Searching for Perfection 75 Years Ago: "Wonder Boy" has a diet which excludes meat, fish, or eggs, but includes the skin of an orange

…bright and intelligent, with clear skin and eyes.
In its 75 Years Ago section, the International Herald Tribune reprints excerpts from an article showing that the leftists' search for perfection was alive and well (yummm…) right before World War II.
1938 ‘Perfect Boy’ on Special Diet

 LONDON — The “British Medical Journal” today [Aug. 19, 1938] reports the case of a “perfect boy,” who is being reared in the seclusion of a woodland home on a special diet which excludes meat, fish, eggs or white bread. His only vice is over-indulgence at occasional tea parties. Details of the wonder boy’s life are supplied by the psychologist, Sir Leonard Hill. He records that the boy is the son of people of culture who are strict vegetarians. His home is in a wood, isolated from other houses and two miles from any shop. 
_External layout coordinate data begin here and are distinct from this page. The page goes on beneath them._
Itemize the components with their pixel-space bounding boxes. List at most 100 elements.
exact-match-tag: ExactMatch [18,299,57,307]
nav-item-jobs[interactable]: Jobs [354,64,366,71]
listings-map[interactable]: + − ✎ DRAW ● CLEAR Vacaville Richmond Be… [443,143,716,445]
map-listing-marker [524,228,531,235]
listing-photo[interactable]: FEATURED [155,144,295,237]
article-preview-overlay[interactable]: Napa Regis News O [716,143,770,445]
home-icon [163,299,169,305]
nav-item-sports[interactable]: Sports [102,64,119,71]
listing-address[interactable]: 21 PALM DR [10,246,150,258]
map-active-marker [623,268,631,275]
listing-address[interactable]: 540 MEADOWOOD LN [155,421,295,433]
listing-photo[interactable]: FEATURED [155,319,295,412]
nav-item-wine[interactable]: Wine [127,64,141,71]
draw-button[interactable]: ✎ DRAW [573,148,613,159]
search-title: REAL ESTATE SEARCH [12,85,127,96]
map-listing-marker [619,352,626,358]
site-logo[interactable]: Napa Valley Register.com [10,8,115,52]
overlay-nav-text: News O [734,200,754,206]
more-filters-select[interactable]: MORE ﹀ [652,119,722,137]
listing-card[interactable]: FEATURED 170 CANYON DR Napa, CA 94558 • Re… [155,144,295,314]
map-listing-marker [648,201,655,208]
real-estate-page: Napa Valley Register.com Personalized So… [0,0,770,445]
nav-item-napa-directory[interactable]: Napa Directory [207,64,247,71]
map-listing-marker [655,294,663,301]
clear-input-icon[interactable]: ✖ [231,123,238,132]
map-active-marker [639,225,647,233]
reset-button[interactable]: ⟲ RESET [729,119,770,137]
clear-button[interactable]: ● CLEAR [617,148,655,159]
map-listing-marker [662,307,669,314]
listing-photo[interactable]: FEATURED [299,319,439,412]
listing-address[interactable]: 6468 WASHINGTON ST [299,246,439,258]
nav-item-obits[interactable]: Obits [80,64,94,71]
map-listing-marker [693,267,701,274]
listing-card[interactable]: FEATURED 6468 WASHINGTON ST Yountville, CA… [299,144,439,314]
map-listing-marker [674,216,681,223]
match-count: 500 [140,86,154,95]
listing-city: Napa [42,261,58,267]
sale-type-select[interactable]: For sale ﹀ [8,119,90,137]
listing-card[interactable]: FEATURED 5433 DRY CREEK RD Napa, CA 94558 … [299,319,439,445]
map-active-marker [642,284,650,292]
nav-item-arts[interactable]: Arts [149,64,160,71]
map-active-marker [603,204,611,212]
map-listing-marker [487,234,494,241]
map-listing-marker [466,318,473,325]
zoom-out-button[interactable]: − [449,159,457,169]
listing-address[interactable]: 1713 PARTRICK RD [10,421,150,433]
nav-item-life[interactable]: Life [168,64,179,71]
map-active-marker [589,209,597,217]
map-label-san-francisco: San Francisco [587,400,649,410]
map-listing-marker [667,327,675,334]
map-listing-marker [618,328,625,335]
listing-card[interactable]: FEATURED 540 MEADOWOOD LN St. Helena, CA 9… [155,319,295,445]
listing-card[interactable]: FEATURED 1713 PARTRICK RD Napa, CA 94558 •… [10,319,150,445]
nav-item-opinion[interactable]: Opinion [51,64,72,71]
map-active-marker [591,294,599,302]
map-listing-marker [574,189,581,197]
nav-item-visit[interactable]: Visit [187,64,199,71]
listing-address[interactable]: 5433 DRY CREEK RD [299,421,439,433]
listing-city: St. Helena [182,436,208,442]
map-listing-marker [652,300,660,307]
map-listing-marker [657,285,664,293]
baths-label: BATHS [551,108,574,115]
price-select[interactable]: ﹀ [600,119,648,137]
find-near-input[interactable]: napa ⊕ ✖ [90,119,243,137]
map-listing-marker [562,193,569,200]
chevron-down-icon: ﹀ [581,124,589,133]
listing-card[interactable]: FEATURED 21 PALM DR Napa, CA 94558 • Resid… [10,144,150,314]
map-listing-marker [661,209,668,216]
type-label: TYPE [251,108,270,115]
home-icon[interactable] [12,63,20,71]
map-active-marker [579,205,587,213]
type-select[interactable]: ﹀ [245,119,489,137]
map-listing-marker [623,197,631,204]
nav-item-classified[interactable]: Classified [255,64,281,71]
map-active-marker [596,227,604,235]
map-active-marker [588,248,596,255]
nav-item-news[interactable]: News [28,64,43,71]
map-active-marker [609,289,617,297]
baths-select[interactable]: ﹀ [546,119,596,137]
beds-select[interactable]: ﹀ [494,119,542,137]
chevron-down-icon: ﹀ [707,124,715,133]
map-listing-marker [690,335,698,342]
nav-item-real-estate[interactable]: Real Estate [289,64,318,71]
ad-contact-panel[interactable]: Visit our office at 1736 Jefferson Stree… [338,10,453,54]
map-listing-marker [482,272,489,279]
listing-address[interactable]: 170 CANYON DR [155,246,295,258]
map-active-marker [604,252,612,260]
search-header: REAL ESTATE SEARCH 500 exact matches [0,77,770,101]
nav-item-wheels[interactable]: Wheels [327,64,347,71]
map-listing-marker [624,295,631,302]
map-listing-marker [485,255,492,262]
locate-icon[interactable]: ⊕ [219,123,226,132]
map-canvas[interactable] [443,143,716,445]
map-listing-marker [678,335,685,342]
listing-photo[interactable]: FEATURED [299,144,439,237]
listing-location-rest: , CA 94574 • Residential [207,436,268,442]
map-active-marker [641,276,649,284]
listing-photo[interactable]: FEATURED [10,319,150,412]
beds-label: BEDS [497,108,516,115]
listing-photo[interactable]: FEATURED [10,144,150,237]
The boy’s typical diet follows: — For breakfast, after walking five miles to church and back, he has one fairly thick slice of pineapple weighing about six ounces. For luncheon, he eats baked spinach and onion pie with a thin crust made of wholemeal flour, plus cheese and milk. For dinner, two apples, one orange, two small tomatoes, one small portion of ice cream, in all about twelve ounces, including the skin of the orange. On this diet, at the age of nine, the boy weighs fifty-nine pounds and is four feet four inches tall, bright and intelligent, with clear skin and eyes.